Special equipment: Floor mat.
Squeeze a 7-inch playground ball between your inner thighs at the same time during the hinge-thigh exercises.
How it works:
1 MINUTE Warm up by bending your elbows and interlacing your hands at chest level. Lift alternating legs to hands with knees bent.
1 MINUTE Now march in place, lifting knees to chest with alternating arm swings. 30 seconds -Start with hinge-thigh strengtheners. These are like the pelvic tilts that Jane Fonda did in the '80s—but much more painful. Get on your knees, shoulder-width apart, pulling in your abs. While keeping your spine straight, lean back slightly. Now tilt your hips and thighs forward; arms are stretched forward as the pelvis tilts forward; arms return to each side of your body, elbows bent, when you release.
1 MINUTE Come up from your lean and rest. Lean back again and do alternating tilts, left and right.
1 MINUTE Come up and rest. Lean back again and tilt the right hip and thigh, and hold as your right hand taps your right heel behind you. Now do the left side.
1 MINUTE 30 SECONDS Follow with a "saddle thigh" stretch: Place knees slightly wider than hips; chin is in and ears are over the shoulders.
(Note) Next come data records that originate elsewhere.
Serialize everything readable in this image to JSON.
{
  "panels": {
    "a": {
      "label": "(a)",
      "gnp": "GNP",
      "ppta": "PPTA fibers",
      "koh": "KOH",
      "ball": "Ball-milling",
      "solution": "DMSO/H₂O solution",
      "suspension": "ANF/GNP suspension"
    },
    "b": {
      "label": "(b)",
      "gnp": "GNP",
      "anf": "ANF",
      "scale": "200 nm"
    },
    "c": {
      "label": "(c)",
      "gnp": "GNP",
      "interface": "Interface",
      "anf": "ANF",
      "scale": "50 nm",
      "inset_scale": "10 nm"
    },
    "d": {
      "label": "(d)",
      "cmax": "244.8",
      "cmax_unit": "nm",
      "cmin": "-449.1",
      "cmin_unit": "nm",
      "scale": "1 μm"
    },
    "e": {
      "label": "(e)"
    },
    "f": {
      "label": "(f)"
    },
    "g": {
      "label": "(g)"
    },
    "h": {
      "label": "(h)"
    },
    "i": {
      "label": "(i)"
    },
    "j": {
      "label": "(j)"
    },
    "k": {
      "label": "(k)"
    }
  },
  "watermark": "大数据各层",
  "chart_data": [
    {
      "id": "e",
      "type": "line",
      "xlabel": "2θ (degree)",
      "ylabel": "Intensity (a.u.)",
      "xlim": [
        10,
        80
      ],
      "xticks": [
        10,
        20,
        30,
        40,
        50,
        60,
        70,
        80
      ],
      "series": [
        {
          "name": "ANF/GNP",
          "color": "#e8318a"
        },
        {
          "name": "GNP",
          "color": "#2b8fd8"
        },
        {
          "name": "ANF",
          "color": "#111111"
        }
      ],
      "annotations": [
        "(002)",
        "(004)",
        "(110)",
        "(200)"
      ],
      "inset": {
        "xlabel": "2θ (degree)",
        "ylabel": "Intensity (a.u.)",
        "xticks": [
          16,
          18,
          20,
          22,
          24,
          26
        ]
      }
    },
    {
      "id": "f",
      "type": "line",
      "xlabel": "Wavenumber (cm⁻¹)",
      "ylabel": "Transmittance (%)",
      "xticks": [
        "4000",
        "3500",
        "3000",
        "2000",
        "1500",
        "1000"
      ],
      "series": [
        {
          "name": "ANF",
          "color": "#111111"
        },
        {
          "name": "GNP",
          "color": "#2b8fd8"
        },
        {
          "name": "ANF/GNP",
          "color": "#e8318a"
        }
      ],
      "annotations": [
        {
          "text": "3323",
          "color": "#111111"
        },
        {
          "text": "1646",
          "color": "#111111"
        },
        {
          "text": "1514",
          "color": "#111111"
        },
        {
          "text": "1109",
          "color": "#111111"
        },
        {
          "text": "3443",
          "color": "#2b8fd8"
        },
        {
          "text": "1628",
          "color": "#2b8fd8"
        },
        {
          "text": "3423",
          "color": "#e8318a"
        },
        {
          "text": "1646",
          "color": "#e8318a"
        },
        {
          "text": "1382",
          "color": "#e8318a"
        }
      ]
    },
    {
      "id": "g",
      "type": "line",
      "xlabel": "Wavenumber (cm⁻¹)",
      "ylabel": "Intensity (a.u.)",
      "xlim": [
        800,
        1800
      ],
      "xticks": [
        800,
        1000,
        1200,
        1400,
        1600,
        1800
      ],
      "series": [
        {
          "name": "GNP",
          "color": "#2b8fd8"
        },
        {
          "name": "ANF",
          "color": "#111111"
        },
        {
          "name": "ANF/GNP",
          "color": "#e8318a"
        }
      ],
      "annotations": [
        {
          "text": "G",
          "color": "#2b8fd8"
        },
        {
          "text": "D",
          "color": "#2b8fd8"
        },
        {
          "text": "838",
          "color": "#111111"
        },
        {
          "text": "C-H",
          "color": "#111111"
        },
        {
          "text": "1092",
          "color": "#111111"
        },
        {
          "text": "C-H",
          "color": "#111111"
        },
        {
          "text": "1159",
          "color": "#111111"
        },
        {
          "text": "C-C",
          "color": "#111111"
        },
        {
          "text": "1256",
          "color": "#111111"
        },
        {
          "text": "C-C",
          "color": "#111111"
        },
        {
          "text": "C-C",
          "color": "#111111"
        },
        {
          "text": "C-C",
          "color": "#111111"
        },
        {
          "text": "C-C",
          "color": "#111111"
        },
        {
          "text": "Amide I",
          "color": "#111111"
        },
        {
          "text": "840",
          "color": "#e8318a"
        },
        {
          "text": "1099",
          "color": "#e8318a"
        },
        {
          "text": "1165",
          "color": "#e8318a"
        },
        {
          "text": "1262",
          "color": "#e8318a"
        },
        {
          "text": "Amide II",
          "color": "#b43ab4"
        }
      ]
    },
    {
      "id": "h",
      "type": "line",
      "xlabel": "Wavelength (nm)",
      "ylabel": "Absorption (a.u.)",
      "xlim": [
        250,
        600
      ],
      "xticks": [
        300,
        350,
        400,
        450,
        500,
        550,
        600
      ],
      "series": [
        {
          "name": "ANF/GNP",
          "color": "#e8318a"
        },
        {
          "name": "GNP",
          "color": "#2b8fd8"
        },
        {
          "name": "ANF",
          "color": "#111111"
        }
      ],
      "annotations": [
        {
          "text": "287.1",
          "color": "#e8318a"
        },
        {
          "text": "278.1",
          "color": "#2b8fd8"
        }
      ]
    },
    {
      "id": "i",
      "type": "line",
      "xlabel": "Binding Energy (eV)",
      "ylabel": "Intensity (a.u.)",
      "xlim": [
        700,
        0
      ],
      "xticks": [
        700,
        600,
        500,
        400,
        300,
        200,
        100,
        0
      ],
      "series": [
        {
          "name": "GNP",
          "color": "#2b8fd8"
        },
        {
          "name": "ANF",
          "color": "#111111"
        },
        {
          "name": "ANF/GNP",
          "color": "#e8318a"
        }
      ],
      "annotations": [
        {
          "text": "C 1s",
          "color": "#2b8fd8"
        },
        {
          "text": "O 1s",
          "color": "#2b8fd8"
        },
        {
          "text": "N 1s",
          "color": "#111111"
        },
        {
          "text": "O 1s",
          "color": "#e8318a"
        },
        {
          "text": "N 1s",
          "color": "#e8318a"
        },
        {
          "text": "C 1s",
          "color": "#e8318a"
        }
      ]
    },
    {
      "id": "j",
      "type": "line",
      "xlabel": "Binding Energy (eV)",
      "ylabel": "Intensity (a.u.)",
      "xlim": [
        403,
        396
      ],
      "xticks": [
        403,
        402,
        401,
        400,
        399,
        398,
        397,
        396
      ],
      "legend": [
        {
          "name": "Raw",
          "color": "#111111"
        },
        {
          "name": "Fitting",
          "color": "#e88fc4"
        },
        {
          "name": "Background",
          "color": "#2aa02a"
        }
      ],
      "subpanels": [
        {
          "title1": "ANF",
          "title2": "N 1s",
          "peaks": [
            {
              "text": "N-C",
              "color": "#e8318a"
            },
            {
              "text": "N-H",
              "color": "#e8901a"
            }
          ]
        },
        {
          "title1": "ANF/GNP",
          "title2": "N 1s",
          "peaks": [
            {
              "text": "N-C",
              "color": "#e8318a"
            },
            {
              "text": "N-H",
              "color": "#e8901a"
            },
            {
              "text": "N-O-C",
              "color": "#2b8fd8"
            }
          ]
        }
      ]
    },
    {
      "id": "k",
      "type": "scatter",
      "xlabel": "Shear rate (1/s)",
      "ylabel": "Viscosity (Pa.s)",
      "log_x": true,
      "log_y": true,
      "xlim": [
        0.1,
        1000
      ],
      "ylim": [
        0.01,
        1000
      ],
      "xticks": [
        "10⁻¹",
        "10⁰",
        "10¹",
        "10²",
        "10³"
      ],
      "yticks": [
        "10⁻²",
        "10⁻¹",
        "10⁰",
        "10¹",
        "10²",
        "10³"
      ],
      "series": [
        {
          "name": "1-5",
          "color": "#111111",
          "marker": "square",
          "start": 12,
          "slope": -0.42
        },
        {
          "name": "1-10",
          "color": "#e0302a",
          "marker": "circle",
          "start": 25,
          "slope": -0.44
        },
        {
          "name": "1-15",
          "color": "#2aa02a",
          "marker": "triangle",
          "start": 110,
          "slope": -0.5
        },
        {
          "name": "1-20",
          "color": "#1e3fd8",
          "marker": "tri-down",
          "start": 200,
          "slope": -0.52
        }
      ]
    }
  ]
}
Sit on your heels, arms bent; place palms on floor behind toes a few inches. Now lift your buttocks up off your heels (but remain on your knees), pressing your hips up (again, like a pelvic tilt, but your thighs are farther apart; you should be able to draw a flat line from under the chest to the tops of knees). Hold for 30 seconds. Repeat three times.
1 MINUTE Sit on heels for a moment. Come back up, but this time, tilt just your left side and pretend you're drawing circles with your left knee in the air. Squeeze your buttocks for more controlled "drawing." Bring back down. Repeat with the right side.
1 MINUTE Sit back on heels. Now tilt up again. Now place knees closer together, as you did just after the warm-up. Repeat with alternating tilts, in the hinge-thigh exercise, as described above.
2 MINUTES Stand up, feet shoulder-width apart. Finish off with lunges: Step right leg in front, bend knee. Make sure your hips are square and level. Right thigh is parallel to the floor and back leg is extended and behind the body. Place both hands on the top of the front thigh. Lean and arch back, look up and bring arms over shoulders; hold for 30 seconds. Repeat with left side. Continue alternating left and right.